Quero crer que seja uma delegacia especializada em homicídios no Rio de Janeiro, com agentes da Polícia Civil, acompanhados por membros do Ministério Público e outras autoridades.
Pergunto: dois depoimentos, com riquezas de detalhes, em datas distintas e fatos tão graves como esse envolvendo o presidente da República, como é possível que apenas existam esses depoimentos? Como é que as autoridades que investigam o caso não buscaram as demais testemunhas?
Na guarita do condomínio não existe um funcionário apenas. São de dois a três funcionários dentro da cabine e, fora da cancela, há outro funcionário. Há ainda um sistema de áudio e vídeo em que toda conversa é gravada e filmada. Por que só tem esse depoimento no papel? O que houve?

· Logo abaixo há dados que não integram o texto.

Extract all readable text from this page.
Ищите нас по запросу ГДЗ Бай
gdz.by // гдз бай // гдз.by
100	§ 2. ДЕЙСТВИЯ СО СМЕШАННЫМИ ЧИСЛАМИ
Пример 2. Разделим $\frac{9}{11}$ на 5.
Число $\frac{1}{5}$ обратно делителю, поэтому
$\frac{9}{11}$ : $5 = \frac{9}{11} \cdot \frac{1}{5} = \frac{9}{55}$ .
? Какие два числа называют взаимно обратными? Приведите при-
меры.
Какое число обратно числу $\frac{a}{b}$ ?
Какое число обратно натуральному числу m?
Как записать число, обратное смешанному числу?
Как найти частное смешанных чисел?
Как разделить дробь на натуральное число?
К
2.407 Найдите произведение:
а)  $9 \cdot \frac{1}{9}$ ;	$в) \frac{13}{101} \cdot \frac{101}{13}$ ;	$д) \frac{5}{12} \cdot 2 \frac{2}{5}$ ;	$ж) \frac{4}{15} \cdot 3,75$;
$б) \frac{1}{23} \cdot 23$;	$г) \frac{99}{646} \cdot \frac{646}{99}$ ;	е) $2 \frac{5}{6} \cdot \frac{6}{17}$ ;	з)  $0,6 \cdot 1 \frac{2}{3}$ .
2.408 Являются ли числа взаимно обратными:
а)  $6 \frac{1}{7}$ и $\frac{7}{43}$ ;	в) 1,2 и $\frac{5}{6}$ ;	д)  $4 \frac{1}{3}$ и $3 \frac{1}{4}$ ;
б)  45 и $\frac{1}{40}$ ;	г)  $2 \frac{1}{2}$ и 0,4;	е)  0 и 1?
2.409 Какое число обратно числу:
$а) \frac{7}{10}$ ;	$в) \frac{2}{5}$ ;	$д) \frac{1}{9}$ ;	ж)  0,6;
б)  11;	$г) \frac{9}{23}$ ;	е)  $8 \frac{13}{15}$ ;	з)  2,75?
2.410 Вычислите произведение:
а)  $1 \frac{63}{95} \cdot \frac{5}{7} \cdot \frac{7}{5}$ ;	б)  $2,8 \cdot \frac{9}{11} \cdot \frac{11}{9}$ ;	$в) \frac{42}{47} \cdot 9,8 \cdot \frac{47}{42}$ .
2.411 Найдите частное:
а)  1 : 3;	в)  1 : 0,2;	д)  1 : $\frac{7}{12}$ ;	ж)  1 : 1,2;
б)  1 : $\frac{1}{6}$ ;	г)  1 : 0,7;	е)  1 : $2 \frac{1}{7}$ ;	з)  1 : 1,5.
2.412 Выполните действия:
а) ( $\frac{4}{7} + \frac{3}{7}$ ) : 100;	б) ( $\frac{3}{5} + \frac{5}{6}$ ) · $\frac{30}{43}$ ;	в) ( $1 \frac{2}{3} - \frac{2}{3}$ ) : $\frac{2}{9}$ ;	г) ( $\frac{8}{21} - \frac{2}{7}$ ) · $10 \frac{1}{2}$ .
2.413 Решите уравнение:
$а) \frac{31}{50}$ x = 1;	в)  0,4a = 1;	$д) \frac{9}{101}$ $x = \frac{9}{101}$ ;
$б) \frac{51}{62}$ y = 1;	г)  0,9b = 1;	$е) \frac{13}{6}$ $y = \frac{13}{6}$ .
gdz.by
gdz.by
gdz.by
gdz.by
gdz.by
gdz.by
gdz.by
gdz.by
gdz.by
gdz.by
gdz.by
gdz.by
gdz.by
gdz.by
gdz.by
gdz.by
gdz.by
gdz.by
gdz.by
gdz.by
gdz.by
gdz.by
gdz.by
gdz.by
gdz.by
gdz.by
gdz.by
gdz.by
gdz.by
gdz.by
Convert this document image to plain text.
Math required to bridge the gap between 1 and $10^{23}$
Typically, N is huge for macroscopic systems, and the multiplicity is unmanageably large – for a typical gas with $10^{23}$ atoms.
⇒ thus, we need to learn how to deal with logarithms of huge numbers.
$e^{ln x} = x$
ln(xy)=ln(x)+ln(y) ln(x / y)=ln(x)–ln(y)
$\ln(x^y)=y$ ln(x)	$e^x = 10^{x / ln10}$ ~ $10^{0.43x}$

As autoridades prevaricaram na investigação? Pegaram o depoimento e se esqueceram de arrolar outras testemunhas? Não buscaram o circuito de imagem? Não estou afirmando, mas perguntando: houve prevaricação ou eles resolveram fazer essa investigação de forma limitada e simplória de propósito? Tem que ir atrás disso. Pelo escândalo que foi feito ontem [terça-feira] através da imprensa, já era tempo de mostrar esse circuito de áudio e vídeo. Em um caso tão sério, é impossível ter sido tão negligente a ponto de ouvir apenas uma pessoa e não ter essas imagens.
As autoridades já deveriam ter apresentado esses vídeos?
FW - Não conheço o procedimento porque está em segredo de Justiça. Por experiência própria, como advogado desde 1991 na área criminal, digo que, especialmente em um caso rumoroso, que atravessa nossas fronteiras, seria impossível a investigação ter sido feita de forma tão simples, em que apenas se colhe o depoimento de um porteiro e não se toma outras medidas, como ouvir os demais funcionários. 
Se o porteiro disse isso, o que compete à autoridade policial fazer? O senhor trabalhava que dia? Quem mais? A que horas entrou? Quem era seu colega? Cadê o circuito de imagem e de voz?
Existe uma série de outros elementos. Digo mais: no dia que chegou o conhecimento do depoimento do porteiro, qual seria o próximo passo da autoridade policial? Imediatamente realizar uma diligência, inclusive enviando uma viatura da Polícia Civil, para ouvir a empregada doméstica que deve trabalhar na casa do Jair Bolsonaro, outras pessoas que ali trabalham...
Deveriam ter tomado outras medidas, se não tomaram, por quê? Porque não acreditaram [no depoimento], porque eles prevaricaram? Ou simplesmente o plano era fazer um depoimentozinho único, falso, que é mais fácil controlar uma pessoa com uma fraude do que várias? Então, fizeram apenas um depoimento no papel para, na data certa, vazar esse depoimento, para fazer um escândalo.
Sendo essa a orientação do presidente, o sr. acha válido usar todo o aparato à disposição para investigar quem, por que foi esse depoimento e como foi vazado?
FW - A imagem que se desenha não é o equívoco de uma pessoa que se confundiu. Claramente é uma conspiração e um atentado contra a pessoa do presidente da República.
Não passa de mais uma manobra para se atingir o presidente e a família presidencial. Dentro dessa perspectiva, em que o presidente se sente, com toda a razão, injustiçado, atacado e vítima de inúmeros ardis e mecanismos para incriminá-lo, ele tem todo o direito do mundo de tomar as medidas legais cabíveis, consultar todo o seu quadro e poder acioná-lo. 
O sr. concorda com as críticas feitas pelo presidente à Rede Globo?
FW - Precisamos analisar o que é dito e falado dentro de um contexto. De forma reiterada, o presidente, assim com sua família e nora, vem sendo vítima de todo tipo de fake news, mentiras, de armação, inclusive por parte de alguns jornalistas e parte da imprensa.
Dentro desse contexto, ele, em um momento de injustiça, e vendo como a coisa foi feita ontem [terça-feira], ele se manifestou nesse sentido. Convido qualquer um a se colocar no lado dele.
O presidente sempre se manifesta em relação à imprensa de forma que a imprensa não divulga. Quantas vezes, na saída do Palácio do Alvorada, ele para, desce com a máxima humildade e trata toda imprensa brasileira? Ele para, conversa com todos os jornalistas e diz: "Vocês são muito importantes para o Brasil".